– Ну да. Оказывается, не все мугенские солдаты сложили оружие.
– Я знаю, но мне казалось… – Рин осеклась.
Она знала, что на континенте еще остались войска Федерации, но считала, что это разрозненные подразделения. Отбившиеся от своих солдаты, отдельные батальоны. Бродящие по дорогам наемники, заключающие союзы с провинциальными городами, но их все равно недостаточно, чтобы угрожать всему югу.

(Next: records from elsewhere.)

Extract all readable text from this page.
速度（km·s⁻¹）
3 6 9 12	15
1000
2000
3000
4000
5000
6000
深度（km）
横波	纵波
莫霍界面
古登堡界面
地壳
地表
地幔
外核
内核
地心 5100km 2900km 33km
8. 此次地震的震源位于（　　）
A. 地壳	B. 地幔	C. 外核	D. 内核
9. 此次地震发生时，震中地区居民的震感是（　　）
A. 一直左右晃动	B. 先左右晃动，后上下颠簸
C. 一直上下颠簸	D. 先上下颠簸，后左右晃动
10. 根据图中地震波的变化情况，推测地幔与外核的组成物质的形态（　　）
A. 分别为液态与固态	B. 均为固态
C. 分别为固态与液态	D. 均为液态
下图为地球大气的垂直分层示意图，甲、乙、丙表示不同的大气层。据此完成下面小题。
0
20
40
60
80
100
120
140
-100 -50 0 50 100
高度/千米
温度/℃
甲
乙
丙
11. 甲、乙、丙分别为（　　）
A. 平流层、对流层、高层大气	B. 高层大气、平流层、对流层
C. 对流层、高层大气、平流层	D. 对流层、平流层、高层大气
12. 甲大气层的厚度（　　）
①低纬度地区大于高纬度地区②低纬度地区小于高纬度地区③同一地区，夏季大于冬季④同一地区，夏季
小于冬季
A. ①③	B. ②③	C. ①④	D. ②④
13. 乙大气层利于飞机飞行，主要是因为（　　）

– И сколько их? – спросила она.
– Немало, – сказал Бацзы. – Достаточно для того, чтобы сформировать армию. Они дерутся на стороне ополчения, Рин. Мы не понимаем, как так вышло, какую сделку она с ними заключила. Но очень скоро нам придется сражаться на два фронта.
– В каких районах?
– Они повсюду. – Рамса стал загибать пальцы, считая провинции. – Обезьяна. Змея. Петух.
Рин вздрогнула. Петух?
– Что с тобой? – всполошился Рамса.
Но Рин уже бросилась бежать.
Она тут же поняла, что где-то здесь находятся и ее знакомые. Она опознала их по смуглой коже, почти такой же темной, как у нее. Узнала манеру говорить – мягкий и протяжный провинциальный акцент, вызывающий одновременно ностальгию и смущение.

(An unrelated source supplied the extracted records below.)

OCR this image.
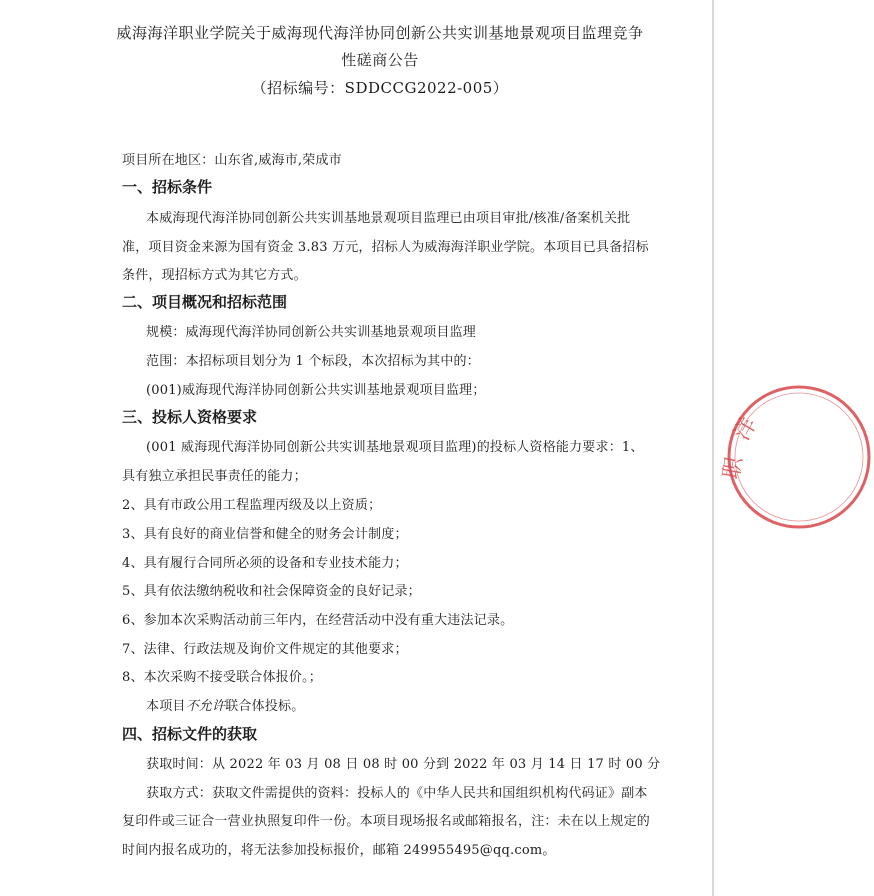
威海海洋职业学院关于威海现代海洋协同创新公共实训基地景观项目监理竞争
性磋商公告
（招标编号：SDDCCG2022-005）
项目所在地区：山东省,威海市,荣成市
一、招标条件
本威海现代海洋协同创新公共实训基地景观项目监理已由项目审批/核准/备案机关批
准，项目资金来源为国有资金 3.83 万元，招标人为威海海洋职业学院。本项目已具备招标
条件，现招标方式为其它方式。
二、项目概况和招标范围
规模：威海现代海洋协同创新公共实训基地景观项目监理
范围：本招标项目划分为 1 个标段，本次招标为其中的：
(001)威海现代海洋协同创新公共实训基地景观项目监理；
三、投标人资格要求
(001 威海现代海洋协同创新公共实训基地景观项目监理)的投标人资格能力要求：1、
具有独立承担民事责任的能力；
2、具有市政公用工程监理丙级及以上资质；
3、具有良好的商业信誉和健全的财务会计制度；
4、具有履行合同所必须的设备和专业技术能力；
5、具有依法缴纳税收和社会保障资金的良好记录；
6、参加本次采购活动前三年内，在经营活动中没有重大违法记录。
7、法律、行政法规及询价文件规定的其他要求；
8、本次采购不接受联合体报价。；
本项目不允许联合体投标。
四、招标文件的获取
获取时间：从 2022 年 03 月 08 日 08 时 00 分到 2022 年 03 月 14 日 17 时 00 分
获取方式：获取文件需提供的资料：投标人的《中华人民共和国组织机构代码证》副本
复印件或三证合一营业执照复印件一份。本项目现场报名或邮箱报名，注：未在以上规定的
时间内报名成功的，将无法参加投标报价，邮箱 249955495@qq.com。
洋
职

Она выросла, говоря на этом языке – плоском и корявом диалекте, к которому сейчас не могла прибегнуть, не поморщившись, ведь она много лет потратила на то, чтобы от него избавиться.
Рин уже так давно не слышала говор провинции Петух.
Ей пришла в голову дурацкая мысль, что ее узнают. Но беженцы из провинции Петух отодвигались от нее и съеживались. А когда встречались с ней взглядом, замыкались в себе. Заползали обратно в свои палатки, стоило ей приблизиться.
Рин не сразу поняла, что они боятся не ее, а военной формы.
Боятся солдат-республиканцев.
– Эй! – Рин позвала женщину примерно одного с ней роста. – У тебя есть другая одежда?
Женщина непонимающе заморгала.
Рин попробовала еще раз, неуклюже перейдя на свой старый диалект, как будто надела обувь не по размеру:
– У тебя есть… другая рубашка? А штаны?